Financial Lobbying Should Be Banned
Public Citizen posted an article which clearly articulates why financial lobbying is a massive, likely top 5, problem facing democracies:
Big Tech, Big Cash: Washington’s New Power Players
An updated analysis of the rise in lobbying and campaign contributions from the Big Tech companies: Amazon, Apple, Facebook, and Google
“I can tell you [political spending] plays an important role. Not because the checks are big, but because the way the political process works. Politicians in the United States have events, they have weekend retreats, you have to write a check and then you’re invited and participate.“
So if you work in the government affairs team in the United States, you spend your weekends going to these events; you spend your evenings going to these dinners, and the reason you go is because the PAC writes a check.“
But out of that ongoing effort a relationship evolves and emerges and solidifies … I’m sometimes calling members and asking for their help on green cards, or on visa issues … Or the issues around national security, or privacy …
“There are times when I call people who I don’t personally know, and somebody will say ‘you know, your folks have always shown up for me at my events. And we have a good relationship. Let me see what I can do to help you.’”

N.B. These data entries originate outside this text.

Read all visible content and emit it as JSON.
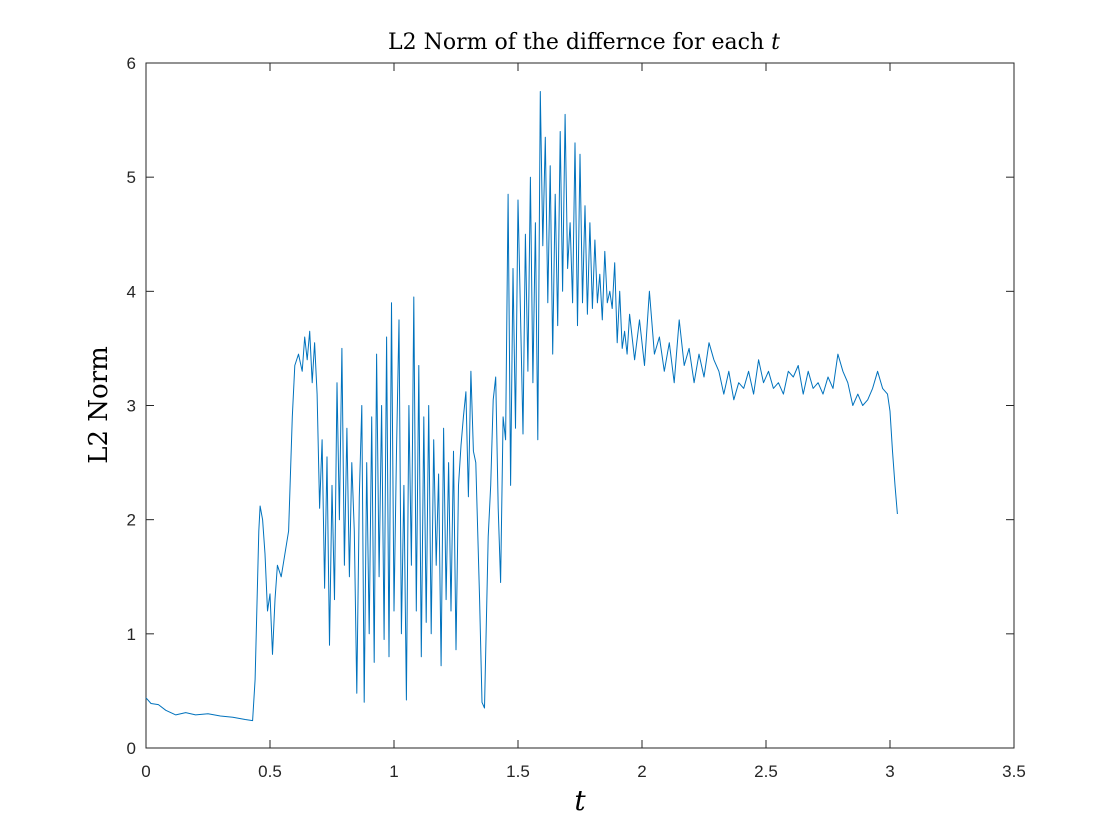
{
  "chart_data": {
    "type": "line",
    "title": "L2 Norm of the differnce for each",
    "title_var": "t",
    "xlabel": "t",
    "ylabel": "L2 Norm",
    "xlim": [
      0,
      3.5
    ],
    "ylim": [
      0,
      6
    ],
    "x_ticks": [
      "0",
      "0.5",
      "1",
      "1.5",
      "2",
      "2.5",
      "3",
      "3.5"
    ],
    "y_ticks": [
      "0",
      "1",
      "2",
      "3",
      "4",
      "5",
      "6"
    ],
    "grid": false,
    "legend": "none",
    "line_color": "#0072BD",
    "series": [
      {
        "x": [
          0,
          0.02,
          0.05,
          0.08,
          0.12,
          0.16,
          0.2,
          0.25,
          0.3,
          0.35,
          0.4,
          0.43,
          0.44,
          0.455,
          0.46,
          0.47,
          0.48,
          0.49,
          0.5,
          0.51,
          0.52,
          0.53,
          0.545,
          0.56,
          0.575,
          0.59,
          0.6,
          0.615,
          0.63,
          0.64,
          0.65,
          0.66,
          0.67,
          0.68,
          0.69,
          0.7,
          0.71,
          0.72,
          0.73,
          0.74,
          0.75,
          0.76,
          0.77,
          0.78,
          0.79,
          0.8,
          0.81,
          0.82,
          0.83,
          0.84,
          0.85,
          0.86,
          0.87,
          0.88,
          0.89,
          0.9,
          0.91,
          0.92,
          0.93,
          0.94,
          0.95,
          0.96,
          0.97,
          0.98,
          0.99,
          1.0,
          1.01,
          1.02,
          1.03,
          1.04,
          1.05,
          1.06,
          1.07,
          1.08,
          1.09,
          1.1,
          1.11,
          1.12,
          1.13,
          1.14,
          1.15,
          1.16,
          1.17,
          1.18,
          1.19,
          1.2,
          1.21,
          1.22,
          1.23,
          1.24,
          1.25,
          1.26,
          1.27,
          1.28,
          1.29,
          1.3,
          1.31,
          1.32,
          1.33,
          1.345,
          1.355,
          1.365,
          1.38,
          1.39,
          1.4,
          1.41,
          1.42,
          1.43,
          1.44,
          1.45,
          1.46,
          1.47,
          1.48,
          1.49,
          1.5,
          1.51,
          1.52,
          1.53,
          1.54,
          1.55,
          1.56,
          1.57,
          1.58,
          1.59,
          1.6,
          1.61,
          1.62,
          1.63,
          1.64,
          1.65,
          1.66,
          1.67,
          1.68,
          1.69,
          1.7,
          1.71,
          1.72,
          1.73,
          1.74,
          1.75,
          1.76,
          1.77,
          1.78,
          1.79,
          1.8,
          1.81,
          1.82,
          1.83,
          1.84,
          1.85,
          1.86,
          1.87,
          1.88,
          1.89,
          1.9,
          1.91,
          1.92,
          1.93,
          1.94,
          1.95,
          1.97,
          1.99,
          2.01,
          2.03,
          2.05,
          2.07,
          2.09,
          2.11,
          2.13,
          2.15,
          2.17,
          2.19,
          2.21,
          2.23,
          2.25,
          2.27,
          2.29,
          2.31,
          2.33,
          2.35,
          2.37,
          2.39,
          2.41,
          2.43,
          2.45,
          2.47,
          2.49,
          2.51,
          2.53,
          2.55,
          2.57,
          2.59,
          2.61,
          2.63,
          2.65,
          2.67,
          2.69,
          2.71,
          2.73,
          2.75,
          2.77,
          2.79,
          2.81,
          2.83,
          2.85,
          2.87,
          2.89,
          2.91,
          2.93,
          2.95,
          2.97,
          2.99,
          3.0,
          3.01,
          3.02,
          3.03
        ],
        "y": [
          0.44,
          0.39,
          0.38,
          0.33,
          0.29,
          0.31,
          0.29,
          0.3,
          0.28,
          0.27,
          0.25,
          0.24,
          0.6,
          1.9,
          2.12,
          2.0,
          1.7,
          1.2,
          1.35,
          0.82,
          1.3,
          1.6,
          1.5,
          1.7,
          1.9,
          2.9,
          3.35,
          3.45,
          3.3,
          3.6,
          3.4,
          3.65,
          3.2,
          3.55,
          3.1,
          2.1,
          2.7,
          1.4,
          2.55,
          0.9,
          2.3,
          1.3,
          3.2,
          2.0,
          3.5,
          1.6,
          2.8,
          1.5,
          2.5,
          1.9,
          0.48,
          2.2,
          3.0,
          0.4,
          2.5,
          1.0,
          2.9,
          0.75,
          3.45,
          1.5,
          3.0,
          0.95,
          3.6,
          0.8,
          3.9,
          1.2,
          2.6,
          3.75,
          1.0,
          2.3,
          0.42,
          3.0,
          1.6,
          3.95,
          1.2,
          3.35,
          0.8,
          2.9,
          1.1,
          3.0,
          1.0,
          2.7,
          1.6,
          2.4,
          0.72,
          2.8,
          1.3,
          2.5,
          1.2,
          2.6,
          0.86,
          2.3,
          2.65,
          2.9,
          3.12,
          2.2,
          3.3,
          2.6,
          2.5,
          1.3,
          0.4,
          0.35,
          1.85,
          2.3,
          3.05,
          3.25,
          2.1,
          1.45,
          2.9,
          2.7,
          4.85,
          2.3,
          4.2,
          2.8,
          4.8,
          3.8,
          2.75,
          4.5,
          3.3,
          5.0,
          3.2,
          4.6,
          2.7,
          5.75,
          4.4,
          5.35,
          3.9,
          5.1,
          3.45,
          4.85,
          3.7,
          5.4,
          4.0,
          5.55,
          4.2,
          4.6,
          3.9,
          5.3,
          3.7,
          5.2,
          3.9,
          4.75,
          3.8,
          4.6,
          3.85,
          4.45,
          3.9,
          4.15,
          3.75,
          4.35,
          3.9,
          4.0,
          3.85,
          4.25,
          3.55,
          4.0,
          3.5,
          3.65,
          3.45,
          3.8,
          3.4,
          3.75,
          3.35,
          4.0,
          3.45,
          3.6,
          3.3,
          3.55,
          3.2,
          3.75,
          3.35,
          3.5,
          3.2,
          3.45,
          3.25,
          3.55,
          3.4,
          3.3,
          3.1,
          3.3,
          3.05,
          3.2,
          3.15,
          3.3,
          3.1,
          3.4,
          3.2,
          3.3,
          3.15,
          3.2,
          3.1,
          3.3,
          3.25,
          3.35,
          3.1,
          3.3,
          3.15,
          3.2,
          3.1,
          3.25,
          3.15,
          3.45,
          3.3,
          3.2,
          3.0,
          3.1,
          3.0,
          3.05,
          3.15,
          3.3,
          3.15,
          3.1,
          2.95,
          2.6,
          2.3,
          2.05
        ]
      }
    ]
  }
}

– Brad Smith, President and Chief Legal Officer, Microsoft
“We had a hierarchy in my office in Congress. If you’re a lobbyist who never gave us money, I didn’t talk to you. If you’re a lobbyist who gave us money, I might talk to you.”

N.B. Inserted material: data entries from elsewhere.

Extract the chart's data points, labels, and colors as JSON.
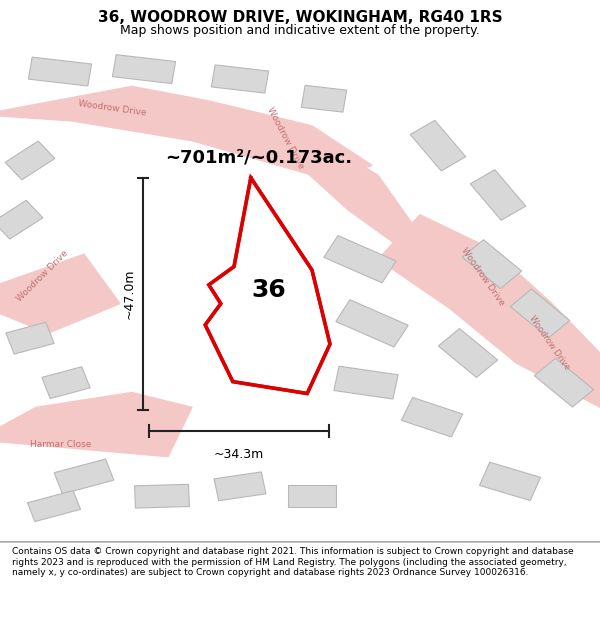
{
  "title": "36, WOODROW DRIVE, WOKINGHAM, RG40 1RS",
  "subtitle": "Map shows position and indicative extent of the property.",
  "footer": "Contains OS data © Crown copyright and database right 2021. This information is subject to Crown copyright and database rights 2023 and is reproduced with the permission of HM Land Registry. The polygons (including the associated geometry, namely x, y co-ordinates) are subject to Crown copyright and database rights 2023 Ordnance Survey 100026316.",
  "bg_color": "#f5f5f0",
  "map_bg": "#f0ede8",
  "area_text": "~701m²/~0.173ac.",
  "width_text": "~34.3m",
  "height_text": "~47.0m",
  "property_label": "36",
  "road_color": "#f5c8c8",
  "building_fill": "#d8d8d8",
  "building_edge": "#b8b8b8",
  "road_label_color": "#c07070",
  "dim_line_color": "#222222",
  "property_edge_color": "#dd0000",
  "property_fill": "#ffffff"
}
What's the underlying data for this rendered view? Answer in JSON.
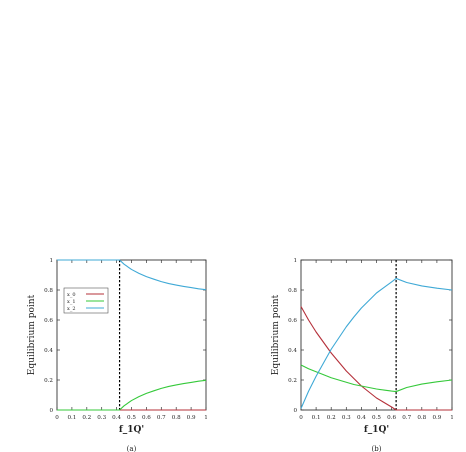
{
  "chart_data": [
    {
      "type": "line",
      "panel_label": "(a)",
      "xlabel": "f_1Q'",
      "ylabel": "Equilibrium point",
      "xlim": [
        0,
        1
      ],
      "ylim": [
        0,
        1
      ],
      "xticks": [
        "0",
        "0.1",
        "0.2",
        "0.3",
        "0.4",
        "0.5",
        "0.6",
        "0.7",
        "0.8",
        "0.9",
        "1"
      ],
      "yticks": [
        "0",
        "0.2",
        "0.4",
        "0.6",
        "0.8",
        "1"
      ],
      "grid": false,
      "legend_position": "upper-left",
      "threshold_x": 0.42,
      "series": [
        {
          "name": "x_0",
          "color": "#b5303a",
          "x": [
            0,
            0.1,
            0.2,
            0.3,
            0.42,
            0.5,
            0.6,
            0.7,
            0.8,
            0.9,
            1.0
          ],
          "y": [
            0,
            0,
            0,
            0,
            0,
            0,
            0,
            0,
            0,
            0,
            0
          ]
        },
        {
          "name": "x_1",
          "color": "#35c93a",
          "x": [
            0,
            0.1,
            0.2,
            0.3,
            0.42,
            0.45,
            0.5,
            0.55,
            0.6,
            0.65,
            0.7,
            0.75,
            0.8,
            0.85,
            0.9,
            0.95,
            1.0
          ],
          "y": [
            0,
            0,
            0,
            0,
            0,
            0.028,
            0.063,
            0.089,
            0.111,
            0.128,
            0.144,
            0.157,
            0.167,
            0.176,
            0.184,
            0.192,
            0.198
          ]
        },
        {
          "name": "x_2",
          "color": "#3fa9d6",
          "x": [
            0,
            0.1,
            0.2,
            0.3,
            0.42,
            0.45,
            0.5,
            0.55,
            0.6,
            0.65,
            0.7,
            0.75,
            0.8,
            0.85,
            0.9,
            0.95,
            1.0
          ],
          "y": [
            1,
            1,
            1,
            1,
            1,
            0.972,
            0.937,
            0.911,
            0.889,
            0.872,
            0.856,
            0.843,
            0.833,
            0.824,
            0.816,
            0.808,
            0.802
          ]
        }
      ]
    },
    {
      "type": "line",
      "panel_label": "(b)",
      "xlabel": "f_1Q'",
      "ylabel": "Equilibrium point",
      "xlim": [
        0,
        1
      ],
      "ylim": [
        0,
        1
      ],
      "xticks": [
        "0",
        "0.1",
        "0.2",
        "0.3",
        "0.4",
        "0.5",
        "0.6",
        "0.7",
        "0.8",
        "0.9",
        "1"
      ],
      "yticks": [
        "0",
        "0.2",
        "0.4",
        "0.6",
        "0.8",
        "1"
      ],
      "grid": false,
      "threshold_x": 0.63,
      "series": [
        {
          "name": "x_0",
          "color": "#b5303a",
          "x": [
            0,
            0.05,
            0.1,
            0.15,
            0.2,
            0.25,
            0.3,
            0.35,
            0.4,
            0.45,
            0.5,
            0.55,
            0.6,
            0.63,
            0.7,
            0.8,
            0.9,
            1.0
          ],
          "y": [
            0.69,
            0.6,
            0.52,
            0.45,
            0.38,
            0.32,
            0.26,
            0.21,
            0.16,
            0.12,
            0.08,
            0.05,
            0.02,
            0,
            0,
            0,
            0,
            0
          ]
        },
        {
          "name": "x_1",
          "color": "#35c93a",
          "x": [
            0,
            0.05,
            0.1,
            0.15,
            0.2,
            0.25,
            0.3,
            0.35,
            0.4,
            0.45,
            0.5,
            0.55,
            0.6,
            0.63,
            0.7,
            0.8,
            0.9,
            1.0
          ],
          "y": [
            0.3,
            0.275,
            0.255,
            0.235,
            0.215,
            0.2,
            0.185,
            0.17,
            0.16,
            0.15,
            0.14,
            0.133,
            0.126,
            0.123,
            0.15,
            0.173,
            0.188,
            0.2
          ]
        },
        {
          "name": "x_2",
          "color": "#3fa9d6",
          "x": [
            0,
            0.05,
            0.1,
            0.15,
            0.2,
            0.25,
            0.3,
            0.35,
            0.4,
            0.45,
            0.5,
            0.55,
            0.6,
            0.63,
            0.7,
            0.8,
            0.9,
            1.0
          ],
          "y": [
            0.01,
            0.125,
            0.225,
            0.315,
            0.405,
            0.48,
            0.555,
            0.62,
            0.68,
            0.73,
            0.78,
            0.817,
            0.854,
            0.877,
            0.85,
            0.827,
            0.812,
            0.8
          ]
        }
      ]
    }
  ]
}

– Mick Mulvaney, former U.S. Representative
In recent years, Amazon, Apple, Facebook, and Google have all come under increased scrutiny for threatening our privacy, democracy, small businesses, and workers.
In the race to amass monopoly power in their respective markets, these corporations have developed predatory business practices that harvest user data for profit and facilitated discrimination by race, religion, national origin, age, and gender. Facebook and Google have wielded unprecedented influence over our democratic process. Amazon has been accused of subjecting workers to unsafe working conditions during COVID-19, while the plurality of its workforce is Black, brown, and/or non-white. All of these companies have killed, rather than fostered innovation.
Increased investments in Washington have allowed these monopolists to harm consumers, workers, and other businesses alike, with relatively little accountability to date. A report Public Citizen released in 2019 (covering up to the 2018 election cycle) detailed how Big Tech corporations have blanketed Capitol Hill with lobbyists and lavished members of Congress with campaign contributions.
Facebook and Amazon are now the two biggest corporate lobbying spenders in the country.
Big Tech has eclipsed yesterday’s big lobbying spenders, Big Oil and Big Tobacco. In 2020, Amazon and Facebook spent nearly twice as much as Exxon and Philip Morris on lobbying.
During the 2020 election cycle, Big Tech spent $124 million in lobbying and campaign contributions –– breaking its own records from past election cycles.
Nearly all (94%) members of Congress with jurisdiction over privacy and antitrust issues have received money from a Big Tech corporate PAC or lobbyist. In total, just in 2020, Big Tech PACs and lobbyists have contributed about $3.2 million to lawmakers tasked with regulating them.
You can’t have a functioning society when the governmental class that is supposed to regulate the entrepreneurial class is directly funded by the entrepreneurial class.
The interests of the people become the interests of the lobbyists:
- The government officials cannot get elected without the financial support of the financial elite (lobbyists).
- The financial elite make the government officials dependent on their funding.
- The government officials then prioritize lobbyists more than they do their own constituents.
- The constituents then have minimal to no representation in either their government or their institutions.
Lobbying, by itself, is a necessary evil. Groups or other independent units need to form together to protect their own interests in a rule by many society. Financial lobbying (writing checks to government officials), however, is not one of those necessities.
It is merely a method by which centralizers can secure even more power and privilege over the general population.
I spoke about this previously when describing the power cycle when institutions take control of a nation:
In rule by few frameworks, there are two options:
The government controls both the citizens and institutions (similar to a rule by one framework) [When the government is “the few”]
The institutions control both the citizens and the government [When the institutions are “the few”]
The institutions are the ones that lobby. They are the ones with the most money and power to do so effectively. Facebook, Google, Big Oil, Big Green, and the like.
When you combine both financial elites and political lobbying, you end up with the institutions controlling both the citizens (through direct institutional control) and the government (through indirectly controlling the representatives).
This is a rule by few. Better know as an oligarchy, aristocracy, or degenerative republic.
Which is what we now reside under. Which is why in any sustainable governmental system, financial lobbying could never be an allowable event.
The solution is not difficult, either. Simply ban it and mark campaign finance needs as a taxpayer cost. Each candidate gets a set amount per their specific election. No more or less can be spent or fundraised. For-profits cannot contribute to anything, at all, even privately. Private citizens and non-profits could use their own money up to a certain amount without restrictions. Centralizers could not.
The long-term savings of an approach like this would pay back well beyond the costs in societal sustainability and anti-corruption.